De Lima warns public vs fake solicitations for Taal victims
Senator Leila de Lima has urged the public to be “more vigilant” when approached by those who are soliciting funds for charities linked to causes or disasters.
It will be safer to send donations, whether it be in cash or in kind, directly to legitimate charities or organizations instead to those claiming to be their intermediaries, she said.
De Lima has warned the public against unscrupulous individuals who are using the generosity of others to steal donations and contributions intended for relief and recovery efforts to those affected by Taal volcano’s eruption.
She has received reports that certain unscrupulous individuals are capitalizing on the miseries of thousands of families, including farmers and fishermen, who were badly hit by the eruption of Taal Volcano.
“It is very heart-warming to learn that people are volunteering for rescue and relief operations being organized to assist the victims of Taal eruption and help them get back on their feet,” de Lima said.
“But let us also exercise some due diligence in welcoming these solicitations and sending our donations to fly-by-night organizations and shadowy individuals who want to profit from such tragedy,” she said.
Netizens have reported of alleged scams of personalities pretending to be affiliated with charities, religious organizations and celebrities claiming that they are gathering funds for evacuees affected by the Taal volcano eruption last January 12.
Similar scams were also reportedly happening outside the country. In Vancouver, Canada, users of social media website Reddit reported that Filipinos “working in two’s or three’s” have been seen soliciting funds in stores and malls in the area.

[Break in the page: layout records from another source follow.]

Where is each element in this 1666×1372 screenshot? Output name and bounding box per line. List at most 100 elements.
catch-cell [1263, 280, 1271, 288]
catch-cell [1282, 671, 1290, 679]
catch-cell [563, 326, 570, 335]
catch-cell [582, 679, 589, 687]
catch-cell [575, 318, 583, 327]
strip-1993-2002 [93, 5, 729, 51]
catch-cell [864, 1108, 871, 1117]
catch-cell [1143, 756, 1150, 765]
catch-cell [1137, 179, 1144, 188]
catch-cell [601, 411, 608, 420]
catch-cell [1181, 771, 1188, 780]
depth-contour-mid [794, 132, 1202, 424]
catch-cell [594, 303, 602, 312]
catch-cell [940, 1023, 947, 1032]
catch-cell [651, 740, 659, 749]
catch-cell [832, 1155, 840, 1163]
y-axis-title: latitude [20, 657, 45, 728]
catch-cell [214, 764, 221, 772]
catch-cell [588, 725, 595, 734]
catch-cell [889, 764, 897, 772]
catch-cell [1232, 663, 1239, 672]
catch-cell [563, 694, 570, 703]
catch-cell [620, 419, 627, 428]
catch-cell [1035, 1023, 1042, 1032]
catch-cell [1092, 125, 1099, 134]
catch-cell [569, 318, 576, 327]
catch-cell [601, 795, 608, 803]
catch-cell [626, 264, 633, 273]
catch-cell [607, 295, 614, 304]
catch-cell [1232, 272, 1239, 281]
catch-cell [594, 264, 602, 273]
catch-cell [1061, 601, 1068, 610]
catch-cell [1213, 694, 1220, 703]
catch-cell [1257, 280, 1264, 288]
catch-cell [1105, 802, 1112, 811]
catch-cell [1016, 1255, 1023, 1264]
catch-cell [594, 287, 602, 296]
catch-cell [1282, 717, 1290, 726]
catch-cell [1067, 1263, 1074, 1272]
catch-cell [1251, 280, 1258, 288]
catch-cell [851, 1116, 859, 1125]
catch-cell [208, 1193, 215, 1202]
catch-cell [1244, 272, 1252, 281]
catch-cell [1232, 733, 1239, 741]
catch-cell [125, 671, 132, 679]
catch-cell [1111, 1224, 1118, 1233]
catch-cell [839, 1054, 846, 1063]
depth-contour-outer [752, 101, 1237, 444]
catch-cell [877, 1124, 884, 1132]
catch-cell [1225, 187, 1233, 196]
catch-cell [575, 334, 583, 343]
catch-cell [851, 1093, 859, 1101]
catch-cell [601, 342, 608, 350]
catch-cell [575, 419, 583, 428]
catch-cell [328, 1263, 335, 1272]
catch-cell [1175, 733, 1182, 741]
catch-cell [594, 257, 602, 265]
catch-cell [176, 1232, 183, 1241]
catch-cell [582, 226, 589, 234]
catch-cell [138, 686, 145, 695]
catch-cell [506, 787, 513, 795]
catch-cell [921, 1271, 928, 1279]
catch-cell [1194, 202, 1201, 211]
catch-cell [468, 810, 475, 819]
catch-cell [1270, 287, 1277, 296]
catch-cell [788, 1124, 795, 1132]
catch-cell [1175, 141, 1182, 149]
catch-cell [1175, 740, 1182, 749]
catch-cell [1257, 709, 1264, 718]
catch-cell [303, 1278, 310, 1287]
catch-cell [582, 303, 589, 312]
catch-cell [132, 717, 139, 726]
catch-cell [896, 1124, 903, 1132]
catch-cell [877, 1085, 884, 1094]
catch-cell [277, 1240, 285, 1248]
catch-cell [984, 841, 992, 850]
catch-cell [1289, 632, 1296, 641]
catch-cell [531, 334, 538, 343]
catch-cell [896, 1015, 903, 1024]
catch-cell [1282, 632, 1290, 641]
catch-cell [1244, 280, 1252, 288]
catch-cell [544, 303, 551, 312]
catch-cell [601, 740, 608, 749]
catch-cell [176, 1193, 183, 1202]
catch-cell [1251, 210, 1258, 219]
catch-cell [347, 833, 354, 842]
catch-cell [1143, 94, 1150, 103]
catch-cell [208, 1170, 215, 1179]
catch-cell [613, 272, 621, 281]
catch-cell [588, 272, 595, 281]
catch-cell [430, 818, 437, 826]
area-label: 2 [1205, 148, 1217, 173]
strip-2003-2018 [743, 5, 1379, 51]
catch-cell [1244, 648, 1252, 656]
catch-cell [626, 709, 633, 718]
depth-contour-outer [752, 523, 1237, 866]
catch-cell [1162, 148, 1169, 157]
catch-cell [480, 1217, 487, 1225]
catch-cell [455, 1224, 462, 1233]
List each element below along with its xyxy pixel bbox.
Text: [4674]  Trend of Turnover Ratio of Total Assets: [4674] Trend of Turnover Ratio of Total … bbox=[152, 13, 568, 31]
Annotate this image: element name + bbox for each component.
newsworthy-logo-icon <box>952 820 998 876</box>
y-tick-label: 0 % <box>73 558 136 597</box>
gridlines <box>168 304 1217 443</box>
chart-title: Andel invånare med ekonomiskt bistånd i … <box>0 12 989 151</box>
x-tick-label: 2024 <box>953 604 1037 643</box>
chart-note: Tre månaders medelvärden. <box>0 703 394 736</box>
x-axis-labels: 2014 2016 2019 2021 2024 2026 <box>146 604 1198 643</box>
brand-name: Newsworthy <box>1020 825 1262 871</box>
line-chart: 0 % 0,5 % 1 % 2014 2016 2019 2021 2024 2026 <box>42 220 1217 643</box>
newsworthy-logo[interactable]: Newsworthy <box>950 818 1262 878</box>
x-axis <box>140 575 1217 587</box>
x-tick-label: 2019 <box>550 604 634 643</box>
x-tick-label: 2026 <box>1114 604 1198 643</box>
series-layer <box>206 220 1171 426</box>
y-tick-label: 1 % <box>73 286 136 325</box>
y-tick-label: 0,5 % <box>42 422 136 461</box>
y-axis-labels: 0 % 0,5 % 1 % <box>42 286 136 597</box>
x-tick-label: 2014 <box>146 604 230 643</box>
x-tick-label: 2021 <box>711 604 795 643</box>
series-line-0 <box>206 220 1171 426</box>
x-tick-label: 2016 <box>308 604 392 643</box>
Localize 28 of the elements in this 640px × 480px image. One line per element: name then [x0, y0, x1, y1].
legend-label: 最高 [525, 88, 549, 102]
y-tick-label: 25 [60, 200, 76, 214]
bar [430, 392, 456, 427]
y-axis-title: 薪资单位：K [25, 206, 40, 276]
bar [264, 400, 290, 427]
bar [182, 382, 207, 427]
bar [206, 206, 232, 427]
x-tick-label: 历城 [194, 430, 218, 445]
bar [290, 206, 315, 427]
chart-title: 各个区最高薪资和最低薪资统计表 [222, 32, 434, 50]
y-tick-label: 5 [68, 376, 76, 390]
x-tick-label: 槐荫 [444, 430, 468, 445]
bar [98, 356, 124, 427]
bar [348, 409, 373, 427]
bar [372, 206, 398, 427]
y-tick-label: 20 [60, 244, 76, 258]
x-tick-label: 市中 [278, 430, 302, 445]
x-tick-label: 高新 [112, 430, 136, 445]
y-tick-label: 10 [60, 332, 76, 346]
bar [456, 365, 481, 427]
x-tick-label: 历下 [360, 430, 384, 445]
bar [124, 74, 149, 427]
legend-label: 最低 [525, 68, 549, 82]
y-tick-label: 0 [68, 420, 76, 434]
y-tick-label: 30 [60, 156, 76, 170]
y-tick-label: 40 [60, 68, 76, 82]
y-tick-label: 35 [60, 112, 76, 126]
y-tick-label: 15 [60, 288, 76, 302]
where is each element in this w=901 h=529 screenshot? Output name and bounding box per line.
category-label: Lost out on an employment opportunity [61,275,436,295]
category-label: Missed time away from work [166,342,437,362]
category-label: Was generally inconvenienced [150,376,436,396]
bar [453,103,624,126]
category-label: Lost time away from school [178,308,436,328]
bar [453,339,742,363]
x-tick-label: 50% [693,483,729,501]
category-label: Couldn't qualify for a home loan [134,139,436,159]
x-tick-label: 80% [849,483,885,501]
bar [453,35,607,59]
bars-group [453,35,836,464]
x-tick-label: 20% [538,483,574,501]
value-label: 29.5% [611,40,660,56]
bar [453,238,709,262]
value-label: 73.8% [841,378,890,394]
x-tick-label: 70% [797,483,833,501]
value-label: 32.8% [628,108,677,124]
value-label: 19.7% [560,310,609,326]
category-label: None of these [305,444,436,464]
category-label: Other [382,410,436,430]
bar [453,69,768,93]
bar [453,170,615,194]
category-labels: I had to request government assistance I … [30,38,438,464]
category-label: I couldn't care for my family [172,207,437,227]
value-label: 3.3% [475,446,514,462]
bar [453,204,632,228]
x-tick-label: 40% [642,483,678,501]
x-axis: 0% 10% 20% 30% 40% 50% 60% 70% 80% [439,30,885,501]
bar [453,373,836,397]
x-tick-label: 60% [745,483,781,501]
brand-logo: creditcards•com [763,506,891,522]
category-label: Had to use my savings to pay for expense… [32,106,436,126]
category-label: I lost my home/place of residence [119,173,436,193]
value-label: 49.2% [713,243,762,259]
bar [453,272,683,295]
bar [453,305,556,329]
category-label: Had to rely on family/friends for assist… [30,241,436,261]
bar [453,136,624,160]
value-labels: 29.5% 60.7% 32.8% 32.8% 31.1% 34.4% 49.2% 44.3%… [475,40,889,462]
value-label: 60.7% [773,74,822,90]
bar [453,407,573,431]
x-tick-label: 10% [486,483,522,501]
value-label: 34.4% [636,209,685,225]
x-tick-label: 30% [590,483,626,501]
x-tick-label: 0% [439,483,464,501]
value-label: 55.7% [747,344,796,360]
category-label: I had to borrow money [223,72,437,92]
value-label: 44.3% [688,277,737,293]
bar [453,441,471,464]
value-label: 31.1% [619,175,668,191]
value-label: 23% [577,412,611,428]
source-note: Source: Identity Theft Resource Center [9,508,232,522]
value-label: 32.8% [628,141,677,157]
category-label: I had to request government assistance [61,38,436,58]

Recently, the Catholic Bishops’ Conference of the Philippines (CBCP) warned against a similar scam using the name of several bishops to solicit donations for a gift to be given to Cardinal Luis Antonio Tagle who was recently appointed to a Vatican post.
De Lima, who chairs the Senate Committee on Social Justice, Welfare and Rural Development, reiterated her call to repeal the 40-year-old solicitation law to penalize unscrupulous individuals and organizations preying on victims of calamities.
De Lima earlier filed Senate Bill No. (SBN) 851 that would require stringent requirements for solicitation permits and impose stiff penalties for violators.